TRIP: LAGOINHA DO LESTE

TRIP: LAGOINHA DO LESTE
15 de setembro de 2017 Eloise Alamini

Olá, vamos contar para vocês hoje sobre a aventura que fizemos em agosto/17, na Trilha da Lagoinha do Leste.

Nos programamos para passar o final de semana em Florianópolis. Chegamos no hostel, que fica na Lagoa da Conceição (abaixo indicaremos o contato) próximo as 23:00h. Nos acomodamos e fomos até a beira da lagoa achar algum lugar para comer. Decidimos por comer numa barraquinha de comida mexicana. Deliciosa. Ficamos por ali mais um pouco, por que sempre rola música, sempre movimentado.

No sábado fomos conhecer algumas praias, entre elas a maravilhosa Praia do Moçambique. Já durante a noite, saímos com uns amigos “manézinhos” e em seguida fomos dormir, por que sabíamos que o dia seguinte seria puxado.

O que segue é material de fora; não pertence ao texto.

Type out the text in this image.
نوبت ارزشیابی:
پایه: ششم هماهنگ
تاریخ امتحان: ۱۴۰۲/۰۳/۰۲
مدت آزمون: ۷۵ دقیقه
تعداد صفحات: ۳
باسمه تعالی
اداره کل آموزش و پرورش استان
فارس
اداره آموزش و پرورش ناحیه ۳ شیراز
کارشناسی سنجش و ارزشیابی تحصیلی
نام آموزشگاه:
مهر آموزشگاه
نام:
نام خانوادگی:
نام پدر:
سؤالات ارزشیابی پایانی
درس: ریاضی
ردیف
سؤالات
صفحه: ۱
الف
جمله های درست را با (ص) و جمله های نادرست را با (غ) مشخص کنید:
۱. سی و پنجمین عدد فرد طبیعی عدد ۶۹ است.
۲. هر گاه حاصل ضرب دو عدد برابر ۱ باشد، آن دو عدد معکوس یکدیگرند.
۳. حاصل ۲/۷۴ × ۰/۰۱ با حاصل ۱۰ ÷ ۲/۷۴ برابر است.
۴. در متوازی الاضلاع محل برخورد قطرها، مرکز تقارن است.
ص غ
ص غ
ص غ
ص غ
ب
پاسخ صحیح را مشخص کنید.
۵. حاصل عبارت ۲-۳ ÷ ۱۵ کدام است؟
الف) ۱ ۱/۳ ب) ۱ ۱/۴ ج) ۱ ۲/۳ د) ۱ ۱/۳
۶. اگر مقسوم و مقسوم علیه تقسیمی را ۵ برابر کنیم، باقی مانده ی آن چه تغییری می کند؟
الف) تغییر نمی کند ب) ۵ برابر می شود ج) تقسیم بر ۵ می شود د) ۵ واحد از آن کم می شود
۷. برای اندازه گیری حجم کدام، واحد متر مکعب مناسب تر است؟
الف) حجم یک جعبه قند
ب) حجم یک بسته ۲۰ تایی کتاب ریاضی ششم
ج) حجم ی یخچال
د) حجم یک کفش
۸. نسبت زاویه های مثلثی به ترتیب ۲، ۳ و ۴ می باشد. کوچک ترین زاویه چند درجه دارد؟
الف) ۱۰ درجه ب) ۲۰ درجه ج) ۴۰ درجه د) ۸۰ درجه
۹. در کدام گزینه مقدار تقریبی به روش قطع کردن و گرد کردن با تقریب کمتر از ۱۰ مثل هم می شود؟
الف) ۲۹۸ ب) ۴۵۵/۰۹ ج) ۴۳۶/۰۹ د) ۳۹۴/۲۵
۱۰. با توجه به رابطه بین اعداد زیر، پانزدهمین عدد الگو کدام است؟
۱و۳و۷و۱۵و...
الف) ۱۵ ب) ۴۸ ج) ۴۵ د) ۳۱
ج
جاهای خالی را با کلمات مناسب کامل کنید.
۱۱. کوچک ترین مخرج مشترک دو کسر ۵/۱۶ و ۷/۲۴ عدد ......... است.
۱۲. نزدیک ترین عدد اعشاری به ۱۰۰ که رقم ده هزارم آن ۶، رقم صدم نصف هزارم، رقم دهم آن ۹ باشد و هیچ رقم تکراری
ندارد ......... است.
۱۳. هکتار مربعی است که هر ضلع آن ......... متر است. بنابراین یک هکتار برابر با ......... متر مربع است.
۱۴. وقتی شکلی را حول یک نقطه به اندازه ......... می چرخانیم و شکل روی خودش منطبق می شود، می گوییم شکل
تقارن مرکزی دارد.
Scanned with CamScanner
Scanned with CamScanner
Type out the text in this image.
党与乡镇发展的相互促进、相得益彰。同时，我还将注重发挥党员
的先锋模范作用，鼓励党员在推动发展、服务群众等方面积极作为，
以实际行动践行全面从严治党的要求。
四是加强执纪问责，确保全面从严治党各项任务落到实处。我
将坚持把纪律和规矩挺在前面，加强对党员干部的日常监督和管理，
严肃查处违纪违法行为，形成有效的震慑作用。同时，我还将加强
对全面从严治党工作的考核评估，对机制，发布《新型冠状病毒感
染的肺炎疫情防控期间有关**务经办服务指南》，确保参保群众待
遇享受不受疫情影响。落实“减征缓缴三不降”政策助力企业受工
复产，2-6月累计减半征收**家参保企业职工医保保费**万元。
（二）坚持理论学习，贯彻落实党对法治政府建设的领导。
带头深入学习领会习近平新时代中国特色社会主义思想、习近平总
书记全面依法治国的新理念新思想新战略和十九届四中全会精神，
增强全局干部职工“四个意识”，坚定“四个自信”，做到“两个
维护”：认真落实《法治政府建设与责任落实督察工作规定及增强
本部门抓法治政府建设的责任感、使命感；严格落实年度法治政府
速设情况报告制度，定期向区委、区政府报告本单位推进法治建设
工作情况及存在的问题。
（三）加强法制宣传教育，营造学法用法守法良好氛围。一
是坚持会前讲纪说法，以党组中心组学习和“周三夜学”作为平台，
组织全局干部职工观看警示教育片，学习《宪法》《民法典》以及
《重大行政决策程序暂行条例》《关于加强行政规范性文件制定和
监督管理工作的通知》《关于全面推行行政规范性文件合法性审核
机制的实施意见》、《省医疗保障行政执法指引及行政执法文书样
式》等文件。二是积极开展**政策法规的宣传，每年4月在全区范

Amanheceu, não tínhamos muitas informações sobre a trilha, só sabíamos que daria para chegar de 2 formas (depois descobrimos que eram 3). Lá fomos nós: “joga no GPS”, “pergunta aqui”, “segue reto toda vida”. E chegamos na praia da Armação (maravilhosa!). Deixamos o carro ali e seguimos a pé em direção a praia do Matadeiro (mais linda ainda).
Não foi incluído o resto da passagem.